Kapitalizmin çığlıkları arasında mekanik cehennemle insan doğası arasındaki savaşı yansıtan bir şerittir Modern times. Endüstriyel vehametin insan beynine vurduğu prangaya rağmen mutlu ve umutlu bir direnişin sergilenişidir aynı zamanda. umutsuzların umudunu simgelemiştir bu filminde şarlo. burjuvanın seri üretim yoluyla işçi kesimi üzerindeki ağır hegamonyası, bu baskıdan akli dengesini kaybetmeye yaklaşan kişinin sistemi tiye alması akabinde mutluluğu araması.. sistemin daralttığı küçülttüğü insanı fordizme değindirerek anlatan bir varoluş filmidir de diyebiliriz. aynı zamanda ruhsal çöküntünün sistem çöküntüsüyle yoğrulmasıdır..
yine bir chaplin sözüyle yazımı bitiriyorum "hayat dar alanda trajedi, geniş alanda komedidir" saygıyla eğiliyorum önünde.
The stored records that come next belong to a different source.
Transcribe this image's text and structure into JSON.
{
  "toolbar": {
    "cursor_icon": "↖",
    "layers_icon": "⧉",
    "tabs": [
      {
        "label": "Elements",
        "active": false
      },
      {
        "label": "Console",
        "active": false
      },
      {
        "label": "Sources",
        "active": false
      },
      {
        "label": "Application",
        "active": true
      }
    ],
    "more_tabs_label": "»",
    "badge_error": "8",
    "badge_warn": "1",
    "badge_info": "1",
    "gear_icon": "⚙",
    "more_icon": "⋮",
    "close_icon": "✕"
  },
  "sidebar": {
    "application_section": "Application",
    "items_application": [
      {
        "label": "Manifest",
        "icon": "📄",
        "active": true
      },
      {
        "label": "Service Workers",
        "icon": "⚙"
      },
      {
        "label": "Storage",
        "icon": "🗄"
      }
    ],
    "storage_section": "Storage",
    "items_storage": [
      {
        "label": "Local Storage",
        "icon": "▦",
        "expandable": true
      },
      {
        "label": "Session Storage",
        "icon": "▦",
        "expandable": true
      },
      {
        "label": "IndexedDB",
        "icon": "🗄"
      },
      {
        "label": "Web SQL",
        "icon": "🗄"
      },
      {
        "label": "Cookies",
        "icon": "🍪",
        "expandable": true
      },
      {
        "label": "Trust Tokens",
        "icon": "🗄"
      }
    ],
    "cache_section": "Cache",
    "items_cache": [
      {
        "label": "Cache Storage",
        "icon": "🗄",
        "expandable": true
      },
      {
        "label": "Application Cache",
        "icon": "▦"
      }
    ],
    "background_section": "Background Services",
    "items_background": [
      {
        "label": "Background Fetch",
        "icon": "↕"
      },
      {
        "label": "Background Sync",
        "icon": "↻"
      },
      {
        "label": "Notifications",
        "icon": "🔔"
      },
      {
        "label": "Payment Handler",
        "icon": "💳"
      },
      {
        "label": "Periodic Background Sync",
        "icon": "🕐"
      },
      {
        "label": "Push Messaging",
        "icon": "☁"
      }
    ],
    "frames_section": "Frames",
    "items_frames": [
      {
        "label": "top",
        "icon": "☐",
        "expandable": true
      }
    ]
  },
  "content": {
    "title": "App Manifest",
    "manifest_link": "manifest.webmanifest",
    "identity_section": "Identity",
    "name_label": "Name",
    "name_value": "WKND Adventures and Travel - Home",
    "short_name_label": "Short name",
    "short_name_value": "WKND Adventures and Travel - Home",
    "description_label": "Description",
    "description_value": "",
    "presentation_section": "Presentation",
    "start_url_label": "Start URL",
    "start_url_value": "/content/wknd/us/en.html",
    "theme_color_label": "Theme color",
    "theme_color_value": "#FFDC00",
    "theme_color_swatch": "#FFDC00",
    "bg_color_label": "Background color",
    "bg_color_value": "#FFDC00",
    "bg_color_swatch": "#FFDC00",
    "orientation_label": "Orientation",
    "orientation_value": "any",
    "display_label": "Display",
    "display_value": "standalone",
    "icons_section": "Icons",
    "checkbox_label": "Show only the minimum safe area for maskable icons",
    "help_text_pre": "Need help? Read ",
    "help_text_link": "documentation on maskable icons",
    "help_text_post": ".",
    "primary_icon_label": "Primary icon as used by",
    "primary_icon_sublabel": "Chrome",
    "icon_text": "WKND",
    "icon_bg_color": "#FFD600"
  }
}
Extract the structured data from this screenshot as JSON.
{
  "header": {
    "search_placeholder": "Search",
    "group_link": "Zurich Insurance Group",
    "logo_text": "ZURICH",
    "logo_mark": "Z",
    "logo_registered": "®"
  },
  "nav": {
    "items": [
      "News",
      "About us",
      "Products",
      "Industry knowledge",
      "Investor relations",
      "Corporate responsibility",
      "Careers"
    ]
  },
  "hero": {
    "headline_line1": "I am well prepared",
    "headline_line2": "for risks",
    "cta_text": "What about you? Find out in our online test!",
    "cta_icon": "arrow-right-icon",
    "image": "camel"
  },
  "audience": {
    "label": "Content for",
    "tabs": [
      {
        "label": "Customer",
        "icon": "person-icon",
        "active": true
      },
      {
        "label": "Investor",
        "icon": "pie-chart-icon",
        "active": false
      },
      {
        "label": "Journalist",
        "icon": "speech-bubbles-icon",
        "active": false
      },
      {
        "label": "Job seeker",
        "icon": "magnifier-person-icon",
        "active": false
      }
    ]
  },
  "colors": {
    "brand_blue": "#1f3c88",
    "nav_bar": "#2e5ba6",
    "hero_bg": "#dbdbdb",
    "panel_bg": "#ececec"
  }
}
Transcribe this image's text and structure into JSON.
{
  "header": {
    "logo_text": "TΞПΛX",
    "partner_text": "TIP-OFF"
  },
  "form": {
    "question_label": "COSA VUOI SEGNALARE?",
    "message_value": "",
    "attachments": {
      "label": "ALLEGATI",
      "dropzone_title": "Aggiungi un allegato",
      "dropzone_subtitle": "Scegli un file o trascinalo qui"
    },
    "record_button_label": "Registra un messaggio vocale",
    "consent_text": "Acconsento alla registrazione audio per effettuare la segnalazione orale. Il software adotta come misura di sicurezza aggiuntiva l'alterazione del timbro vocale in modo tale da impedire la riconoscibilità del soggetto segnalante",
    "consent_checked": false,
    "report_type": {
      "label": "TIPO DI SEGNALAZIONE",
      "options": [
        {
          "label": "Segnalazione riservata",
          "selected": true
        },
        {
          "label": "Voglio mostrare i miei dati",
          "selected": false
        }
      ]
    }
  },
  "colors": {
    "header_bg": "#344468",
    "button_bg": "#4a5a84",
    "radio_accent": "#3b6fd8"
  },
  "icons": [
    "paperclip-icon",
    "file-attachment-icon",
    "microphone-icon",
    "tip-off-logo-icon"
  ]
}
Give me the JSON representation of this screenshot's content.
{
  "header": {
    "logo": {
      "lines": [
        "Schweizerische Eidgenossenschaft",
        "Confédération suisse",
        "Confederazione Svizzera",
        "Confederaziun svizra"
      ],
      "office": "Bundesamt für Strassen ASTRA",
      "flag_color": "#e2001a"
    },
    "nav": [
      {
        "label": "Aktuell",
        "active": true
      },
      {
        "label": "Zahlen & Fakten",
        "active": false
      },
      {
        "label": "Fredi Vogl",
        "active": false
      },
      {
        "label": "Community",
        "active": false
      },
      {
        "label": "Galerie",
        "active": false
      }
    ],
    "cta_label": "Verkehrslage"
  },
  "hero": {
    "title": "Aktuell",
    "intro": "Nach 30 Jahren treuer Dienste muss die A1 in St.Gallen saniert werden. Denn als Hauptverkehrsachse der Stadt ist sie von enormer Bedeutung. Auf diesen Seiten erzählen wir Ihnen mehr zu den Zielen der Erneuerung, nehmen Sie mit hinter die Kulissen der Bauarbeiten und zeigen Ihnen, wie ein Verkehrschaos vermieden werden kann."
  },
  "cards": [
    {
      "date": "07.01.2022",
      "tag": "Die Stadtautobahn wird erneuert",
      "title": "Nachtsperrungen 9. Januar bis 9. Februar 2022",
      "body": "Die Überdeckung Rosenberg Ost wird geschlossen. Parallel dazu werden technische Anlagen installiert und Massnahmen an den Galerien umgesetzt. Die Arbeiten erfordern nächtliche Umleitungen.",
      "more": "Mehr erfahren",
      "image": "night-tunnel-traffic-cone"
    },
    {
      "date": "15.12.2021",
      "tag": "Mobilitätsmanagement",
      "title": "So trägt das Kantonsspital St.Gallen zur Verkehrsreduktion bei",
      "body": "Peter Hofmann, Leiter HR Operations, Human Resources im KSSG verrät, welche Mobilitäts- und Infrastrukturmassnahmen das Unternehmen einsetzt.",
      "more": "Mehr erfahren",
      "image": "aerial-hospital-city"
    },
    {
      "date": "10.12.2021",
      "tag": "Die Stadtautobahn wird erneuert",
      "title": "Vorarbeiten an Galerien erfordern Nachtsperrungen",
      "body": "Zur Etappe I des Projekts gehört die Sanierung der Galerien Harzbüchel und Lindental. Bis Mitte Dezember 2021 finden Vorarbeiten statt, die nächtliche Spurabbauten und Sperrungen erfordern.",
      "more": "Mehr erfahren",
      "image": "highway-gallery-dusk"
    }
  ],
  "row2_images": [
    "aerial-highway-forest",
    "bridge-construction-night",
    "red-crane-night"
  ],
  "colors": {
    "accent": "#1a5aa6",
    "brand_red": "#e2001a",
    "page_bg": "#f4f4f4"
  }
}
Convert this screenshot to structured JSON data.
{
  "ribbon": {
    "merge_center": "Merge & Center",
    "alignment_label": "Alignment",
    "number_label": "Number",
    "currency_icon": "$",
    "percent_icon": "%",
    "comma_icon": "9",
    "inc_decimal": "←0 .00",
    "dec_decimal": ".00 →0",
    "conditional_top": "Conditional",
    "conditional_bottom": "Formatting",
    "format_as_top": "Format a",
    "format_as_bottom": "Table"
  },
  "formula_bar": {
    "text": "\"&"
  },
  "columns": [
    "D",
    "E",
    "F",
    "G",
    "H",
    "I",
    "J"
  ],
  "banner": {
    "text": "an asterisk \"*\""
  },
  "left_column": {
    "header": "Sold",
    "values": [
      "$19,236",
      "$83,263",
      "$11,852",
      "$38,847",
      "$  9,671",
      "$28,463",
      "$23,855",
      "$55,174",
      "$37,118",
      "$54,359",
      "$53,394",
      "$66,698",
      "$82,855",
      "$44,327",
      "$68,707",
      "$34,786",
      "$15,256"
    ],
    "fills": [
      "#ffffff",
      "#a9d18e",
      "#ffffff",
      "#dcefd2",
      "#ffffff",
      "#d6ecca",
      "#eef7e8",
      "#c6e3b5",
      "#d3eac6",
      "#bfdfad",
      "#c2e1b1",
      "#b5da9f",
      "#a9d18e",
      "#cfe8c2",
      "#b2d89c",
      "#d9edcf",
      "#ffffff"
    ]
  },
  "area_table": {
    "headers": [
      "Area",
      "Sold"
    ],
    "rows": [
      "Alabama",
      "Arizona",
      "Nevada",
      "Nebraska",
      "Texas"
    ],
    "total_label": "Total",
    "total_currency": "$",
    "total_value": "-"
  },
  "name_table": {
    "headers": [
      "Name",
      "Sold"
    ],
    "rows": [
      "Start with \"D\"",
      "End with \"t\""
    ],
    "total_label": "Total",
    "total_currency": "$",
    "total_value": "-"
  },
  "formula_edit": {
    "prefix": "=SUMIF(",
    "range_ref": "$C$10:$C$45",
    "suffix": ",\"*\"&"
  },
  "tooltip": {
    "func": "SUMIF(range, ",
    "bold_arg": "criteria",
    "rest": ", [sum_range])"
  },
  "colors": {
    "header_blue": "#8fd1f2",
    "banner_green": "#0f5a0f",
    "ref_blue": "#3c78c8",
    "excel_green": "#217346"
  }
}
1936 yılında, değişen dünyaya yapılmış büyük eleştiridir. charlie chaplin , bugün yanlış olarak gördüğümüz kapitalizmin çoğu şeyine , en başından yerden yere vurmuştur. film chaplin'in son sessiz filmidir. filmin her sahnesinin çok komik olması ayrı bir güzelliktir.